Постепенно привыкли к правильному произношению и написанию – Реутт. Это польские дворяне – шляхтичи. Начали осваивать окрестные земли и создали то, что на западный манер именуется фольварк, то есть имение или заимка. В урочище рядом с капличкой они в 1854 году построили пивоварню[9]9
  Информация о Застенке и Богушевске – на сайте ru.wikipedia.org.


[Закрыть]
. Сюда же стали селиться и другие богатые приезжие – Яцевичи, Ландёнок, Мойша Гиршевич Кулик, Кац, Кривошеевы.

И ещё сюда, в местечко Монастыри, приехали и здесь обжились и отстроились шляхтичи Антоневичи. Вот как раз к усадьбе Антоневичей и пойдёт Ян Реутт. Но это чуток позже. А пока…

А пока Ян Реутт с широко раскрытыми глазами замирает на перекрестии улочек, откуда предстал взору родительский дом. Старается не шевелиться, потому что в их домашнем парке (он же сад, он же огород) громко завздыхали милые ему с детства горлицы: угху-ху-ху, угху-ху-ху. Мелодично, в три слога.

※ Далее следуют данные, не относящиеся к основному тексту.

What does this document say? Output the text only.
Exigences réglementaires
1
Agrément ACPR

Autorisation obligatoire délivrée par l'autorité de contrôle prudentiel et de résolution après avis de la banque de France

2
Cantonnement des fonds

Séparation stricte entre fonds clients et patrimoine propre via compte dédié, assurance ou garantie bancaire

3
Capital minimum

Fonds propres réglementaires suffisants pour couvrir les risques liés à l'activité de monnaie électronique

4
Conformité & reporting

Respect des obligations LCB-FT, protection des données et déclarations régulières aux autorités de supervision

В Китае горлиц не водится, а жаль, Ян по ним соскучился, ведь они так по-доброму будят деревенских жителей, и они такие красивые со своими чёрно-белыми кольцами-ожерельями на шее. Ага, вон там их видно – двух горлиц на той самой кормушке, который Ян пять лет назад собрал-склеил из веточек в углу живого плота, облепленного синичками и воробьями.

Живой плот – это зелёная ограда вокруг их имения, она из дёрена. Веточки этого дёрена, подаренные кем-то из соседей, маминка прорастила в кувшинах с водой. Они все, штук сто, дружно дали корни. И Ян, тогда ещё совсем мальчишка, посадил их ровненько по краям участка. А потом постоянно стриг садовыми ножницами. Кто сейчас стрижёт этот плот. Тата? Или зять Адам, муж Франциски? Ой, а каким огромным вымахал в самой серёдке их парка оржех! И этого грецкого ореха, и съестного каштана, и дуба Ян посадил в землю собранными в лесу плодами: ямка для ореха, другая для каштана, в третью закопал жёлудь. Все взялись, и когда Ян уезжал в Маньчжурию, то мог дотянуться до их вершинок рукою. А теперь? Теперь все три дерева выше дома. А под ними чистый от плевел и прокошенный литовкой травник.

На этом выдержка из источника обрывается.